Uganda’s hopes for an early oil and Final Investment Decision (FID) have been fractured following a decision by prospective financers of the East Africa Crude Oil Pipeline (EACOP) to stand down.
At the beginning of the year, government and lead investors thought they would bypass mounting pressure from both local and international activists–who have expressed environmental and social impact concerns over several projects–and reach a final signature in the first quarter.
An FID would have paved way for fast-tracking of critical infrastructure projects, including the oil production in Tilenga at Buliisa, production at Kingfisher oil field, a refinery in Hoima district valued at U$3.5 billion, two central processing facilities as well as the EACOP.
Standard Bank, Japan’s Sumitomo Mitsui Banking Corporation (SMBC), and Industrial and Commercial Bank of China (ICBC) are among the lead financial advisers to the Joint Venture Partners (JVC) Total and CNOOC, with the intention to fund the construction of the would be world’s longest heated oil pipeline.
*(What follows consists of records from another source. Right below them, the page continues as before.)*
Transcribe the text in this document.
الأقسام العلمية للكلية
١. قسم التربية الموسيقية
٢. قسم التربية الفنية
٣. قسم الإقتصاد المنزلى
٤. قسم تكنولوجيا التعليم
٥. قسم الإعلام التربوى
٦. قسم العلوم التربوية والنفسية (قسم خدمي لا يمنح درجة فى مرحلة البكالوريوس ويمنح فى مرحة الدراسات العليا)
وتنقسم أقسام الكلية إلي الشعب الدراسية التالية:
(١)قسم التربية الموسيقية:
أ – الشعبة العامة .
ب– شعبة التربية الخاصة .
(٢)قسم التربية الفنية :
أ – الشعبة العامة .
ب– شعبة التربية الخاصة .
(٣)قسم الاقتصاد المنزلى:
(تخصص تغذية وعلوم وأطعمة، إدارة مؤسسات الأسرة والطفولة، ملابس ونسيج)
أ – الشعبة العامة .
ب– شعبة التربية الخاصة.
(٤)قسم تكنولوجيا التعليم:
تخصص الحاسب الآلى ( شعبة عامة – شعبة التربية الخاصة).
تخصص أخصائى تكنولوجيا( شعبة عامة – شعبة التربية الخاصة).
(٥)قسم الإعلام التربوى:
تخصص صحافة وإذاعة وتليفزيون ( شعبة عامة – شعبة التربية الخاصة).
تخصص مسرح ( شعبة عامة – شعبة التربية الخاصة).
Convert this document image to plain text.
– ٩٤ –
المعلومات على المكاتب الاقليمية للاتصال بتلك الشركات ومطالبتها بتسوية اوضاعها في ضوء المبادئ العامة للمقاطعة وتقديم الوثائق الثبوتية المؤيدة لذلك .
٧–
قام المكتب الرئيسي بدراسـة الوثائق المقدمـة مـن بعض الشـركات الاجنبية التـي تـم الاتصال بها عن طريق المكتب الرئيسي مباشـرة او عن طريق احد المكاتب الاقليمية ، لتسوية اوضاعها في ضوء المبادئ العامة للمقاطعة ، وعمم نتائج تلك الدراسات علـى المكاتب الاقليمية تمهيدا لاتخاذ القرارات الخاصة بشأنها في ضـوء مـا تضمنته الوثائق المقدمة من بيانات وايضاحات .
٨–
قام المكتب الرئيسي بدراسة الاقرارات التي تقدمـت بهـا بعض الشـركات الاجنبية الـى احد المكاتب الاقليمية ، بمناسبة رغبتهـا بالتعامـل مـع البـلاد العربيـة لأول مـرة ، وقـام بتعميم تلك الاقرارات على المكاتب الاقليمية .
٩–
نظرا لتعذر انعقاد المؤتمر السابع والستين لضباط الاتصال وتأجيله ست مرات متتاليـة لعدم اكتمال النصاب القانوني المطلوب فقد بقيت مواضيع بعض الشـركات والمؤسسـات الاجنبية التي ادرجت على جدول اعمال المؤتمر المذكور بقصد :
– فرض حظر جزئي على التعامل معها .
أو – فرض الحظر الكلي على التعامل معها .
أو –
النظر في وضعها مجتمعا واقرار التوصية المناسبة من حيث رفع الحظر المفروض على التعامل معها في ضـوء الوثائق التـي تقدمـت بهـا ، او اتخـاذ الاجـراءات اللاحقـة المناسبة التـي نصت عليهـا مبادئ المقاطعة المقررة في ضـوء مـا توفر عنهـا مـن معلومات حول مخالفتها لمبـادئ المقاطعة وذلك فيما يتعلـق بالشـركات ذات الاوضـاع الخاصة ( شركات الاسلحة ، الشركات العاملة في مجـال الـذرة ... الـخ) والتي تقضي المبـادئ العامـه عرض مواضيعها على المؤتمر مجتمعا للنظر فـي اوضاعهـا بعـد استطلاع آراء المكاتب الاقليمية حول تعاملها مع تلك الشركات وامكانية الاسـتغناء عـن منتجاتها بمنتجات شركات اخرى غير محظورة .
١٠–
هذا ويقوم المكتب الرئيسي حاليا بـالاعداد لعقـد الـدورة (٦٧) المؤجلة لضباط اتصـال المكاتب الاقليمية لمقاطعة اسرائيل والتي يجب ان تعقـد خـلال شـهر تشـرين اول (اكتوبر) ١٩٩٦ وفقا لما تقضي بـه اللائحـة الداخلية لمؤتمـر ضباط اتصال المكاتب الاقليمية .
The withdrawal came after an international campaign by over 260 civil society organizations around the world who are lobbying international banks to stifle the debt financing of the EACOP. More than a million people signed a global petition against the project last year.
Activists say the project poise “unacceptable” climate harm and threatens water sources and 2,000 square kilometres of protected wildlife habitats crucial to preserving elephants, lions and chimpanzees. Also, the heated line is likely to emit 33 million tones of CO2 a year, according to their calculations. This is more than Uganda and Tanzania’s emissions combined.
Ryan Brightwell, Researcher and Editor at Bank Track, welcomed the statements from Barclays and Credit Suisse and called for other banks such as Crédit Agricole, JPMorgan Chase and Citi – all major financiers of Total – to follow.
“The EACOP is manifestly incompatible with global efforts to reduce our carbon emissions. Banks simply can’t have it both ways – you can’t claim to be serious about climate change and support climate-destroying projects like the East African Crude Oil Pipeline.” said Brightwell.
The campaign is bound to succeed because Banks are growing weary of the “unprecedented public scrutiny for their role in financing the climate crisis, according to David Pred, executive director of NGO Inclusive Development International, one of the campaigners.
“This project is going to destroy our social and environmental fabric,” Dickens Kamugisha, head of Uganda-based Africa Institute for Energy Governance (Afiego), was quoted as saying by Climate Home News.
“Nearly 100% of Ugandans are dependent on nature. If activities that destroy nature [are carried out], you will have destroyed us,” he said.
Total speaks out
Total has maintained that the project will be implemented in strict adherence to all environmental requirements, insisting that it “acts in transparency on social and environmental stakes of the Lake Albert resources development project.”
According to plan, Ten oil well pads are situated in the eco-sensitive Murchison Falls National Park. Total says it is voluntarily restricting its activities in the park to 1% of its area, despite permits covering 10% of the protected area.
It says it will support a 50% increase in the number of rangers, the reintroduction of the the black rhinoceros and the protection of chimpanzees, efforts activists have humored as empty.
Even though the oil will then be channeled through a network of pipes to feeder pipelines, some passing under the river Nile and encroaching on the Bugoma Forest Reserve, contends that an environmental and social impact assessment (ESIA) studies have been conducted and approved by the Ugandan and Tanzanian authorities.
Our good fortune
The government has touted as the project that will unlock East Africa’s future, by rising Foreign Direct Investment for both Uganda and Tanzania by over 60% during the construction phase.
The Ministry has already submitted a proposal to borrow $130 million to fund its 15 percent shareholding equity owned by through the Uganda National Oil Company. Part of the loan will also pay for “historical costs,” which Joint Venture Partners have been footing since 2017 on behalf of the government.
On March 24, State Minister for Finance David Bahati pitched to parliament’s Committee on National Economy, and the Budget committee the urgency of the loan, the shareholding structure of Eacop and its impact on Uganda’s economy. Lawmakers has earlier rejected the request on grounds that there was no evidence that the loan request was conditioned to FID.
However, analysts say the value of Uganda’s oil reserves has already fallen by approximately 70% since 2013, meaning the oil investment has gone to the wire.
“This value is expected to fall even further as the world transitions into a low-carbon economy. Even from the Tanzania Environmental and Social Impact Assessment it estimated that the government will only get $240 million from the project after its construction, which is peanuts compared to the environmental and social implications faced,” ESI said on its website.